Sul dancefloor qualcosa si rompe. Un synth che perseguita ed esaspera, acido come non mai. Commento di un ascoltatore anglofono sulla iniziale ‘Woo Bost’: ‘’Suona’ più sporca di una puttana di 60 anni con l’HIV’. Ma è solo puro divertissement, sghembo, electro retrofuturista a testimonianza di un mondo dopo i Daft Punk. Dance quindi.
Poi, come se fosse un altro disco, entra ‘Hold on’, quelle stranianti luci fluo si attutiscono e ci si ritrova persi nella raffinata eleganza della voce di Amber Coffman, reginetta indie-rock dai Dirty Projectors.
Se vi piaceva ‘One Pure Tought’ degli Hot Chip, cioè atmosfera metropolitana, notturna, auto che sfreccia veloce e vento in faccia verso le stroboscopiche alcooliche del sabato sera, allora il discorso per voi si fa interessante. Nell’universo ‘dancefloor’ la figura del dj/produttore o musicista/entertainer è quella che emerge e se anche in altre ‘scene’ esistono figure trasversali, fatte poche eccezioni, esse si spostano lungo un’asse i cui estremi sono ben definiti e contigui; nella dance invece cadono le barriere estetico/concettuali: se il groove tira, tira!
La dance è dunque per sua natura democratica, riesce ad allineare la popstar più illuminata e l’elettronica più illuminante; salti incondizionati e fantasie spinte non sono oggetto di saccenti critiche, anzi, ne esaltano le virtù. Da questo ne deriva che la musica più innovativa e disposta a sperimentare degli ultimi anni è la dance.
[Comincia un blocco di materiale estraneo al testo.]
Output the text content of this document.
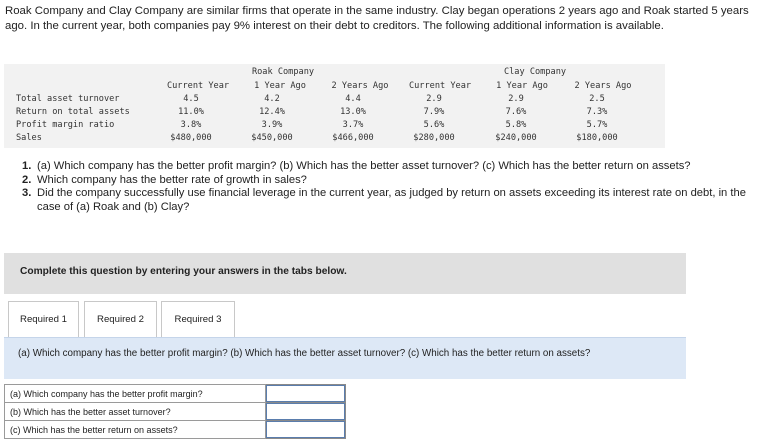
Roak Company and Clay Company are similar firms that operate in the same industry. Clay began operations 2 years ago and Roak started 5 years ago. In the current year, both companies pay 9% interest on their debt to creditors. The following additional information is available.
Roak Company	Clay Company
Current Year	1 Year Ago	2 Years Ago Current Year	1 Year Ago	2 Years Ago
Total asset turnover	4.5	4.2	4.4	2.9	2.9	2.5
Return on total assets	11.0%	12.4%	13.0%	7.9%	7.6%	7.3%
Profit margin ratio	3.8%	3.9%	3.7%	5.6%	5.8%	5.7%
Sales	$480,000	$450,000	$466,000	$280,000	$240,000	$180,000
1. (a) Which company has the better profit margin? (b) Which has the better asset turnover? (c) Which has the better return on assets?
2. Which company has the better rate of growth in sales?
3. Did the company successfully use financial leverage in the current year, as judged by return on assets exceeding its interest rate on debt, in the case of (a) Roak and (b) Clay?
Complete this question by entering your answers in the tabs below.
Required 1	Required 2	Required 3
(a) Which company has the better profit margin? (b) Which has the better asset turnover? (c) Which has the better return on assets?
(a) Which company has the better profit margin?	

(b) Which has the better asset turnover?	

(c) Which has the better return on assets?	
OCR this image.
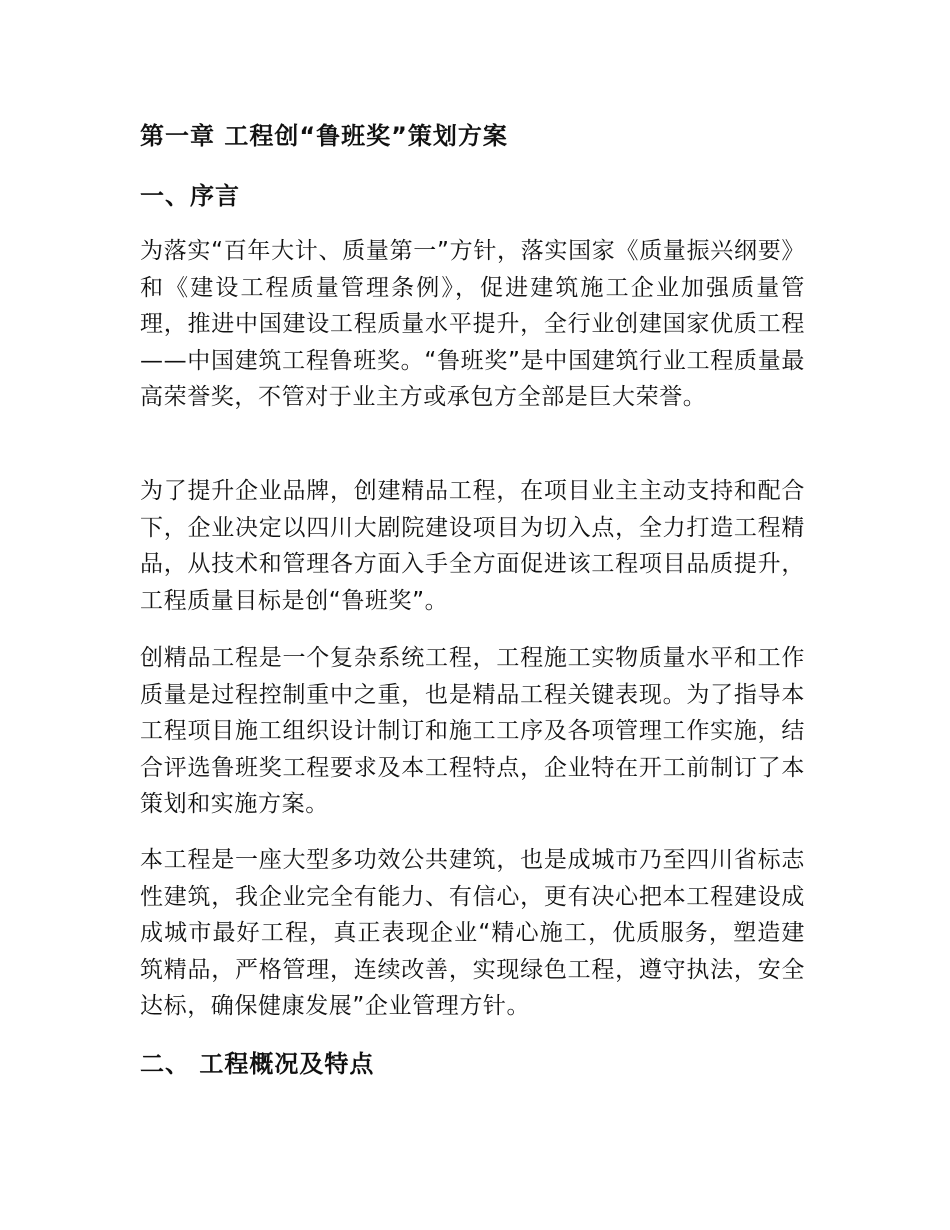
第一章 工程创“鲁班奖”策划方案
一、序言

为落实“百年大计、质量第一”方针，落实国家《质量振兴纲要》和《建设工程质量管理条例》，促进建筑施工企业加强质量管理，推进中国建设工程质量水平提升，全行业创建国家优质工程——中国建筑工程鲁班奖。“鲁班奖”是中国建筑行业工程质量最高荣誉奖，不管对于业主方或承包方全部是巨大荣誉。

为了提升企业品牌，创建精品工程，在项目业主主动支持和配合下，企业决定以四川大剧院建设项目为切入点，全力打造工程精品，从技术和管理各方面入手全方面促进该工程项目品质提升，工程质量目标是创“鲁班奖”。

创精品工程是一个复杂系统工程，工程施工实物质量水平和工作质量是过程控制重中之重，也是精品工程关键表现。为了指导本工程项目施工组织设计制订和施工工序及各项管理工作实施，结合评选鲁班奖工程要求及本工程特点，企业特在开工前制订了本策划和实施方案。

本工程是一座大型多功效公共建筑，也是成城市乃至四川省标志性建筑，我企业完全有能力、有信心，更有决心把本工程建设成成城市最好工程，真正表现企业“精心施工，优质服务，塑造建筑精品，严格管理，连续改善，实现绿色工程，遵守执法，安全达标，确保健康发展”企业管理方针。

二、 工程概况及特点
Che poi esista sempre un mercato dietro in grado di spronare e spingere con i suoi budget a certi risultati poco inficia, poiché il mercato c’è sempre ed ovunque, e poi un certo spirito libertario e felicemente anarcoide non può che essere il propellente di chi si appresta a divertirsi e voler far divertire.
Diplo è una figura che ben rappresenta questo spirito e la sua label Mad Decent tiene a battesimo il debutto di chi questo spirito lo rappresenta ancora meglio, il giovane e scaltro Rusko (Christopher Mercer).
Una plasticosa oretta di maliziosi vocoder che neanche i Daft Punk (‘Raver Spesh’, ‘Dial My Number’), ruffianerie ragga esponenziali (‘Rubadub Shakedown’ con il dub mc Rod Azlan ), dub e dubstep all’opposto di quello oscuro e terzomondista di Burial, fintezze analogiche, catchy glitch e, naturalmente, battiti house interrotti da appiccicosità varie che vi sembrerà di essere nel 1987 (‘Kumon Kumon’, ‘My Mouth’).
Collaborano perfino i nostrani osannatissimi Crookers…insomma!!! Escludendo le ortodossie minimal anticommerciali a tutti i costi, è questa la moderna dance-music, piaccia o meno.
Ci si butti acriticamente, spensierati e con fiducia in pista per questo ultimo scampolo d’estate: molto presto arriverà il freddo anche se non ci credete e ve ne pentirete di non averlo fatto. Ho volutamente omesso fin ora i rapporti di Rusko con Britney Spears e M.I.A. ma solo perchè confido nell’onestà intellettuale della mia dissertazione e, soprattutto, nella vostra.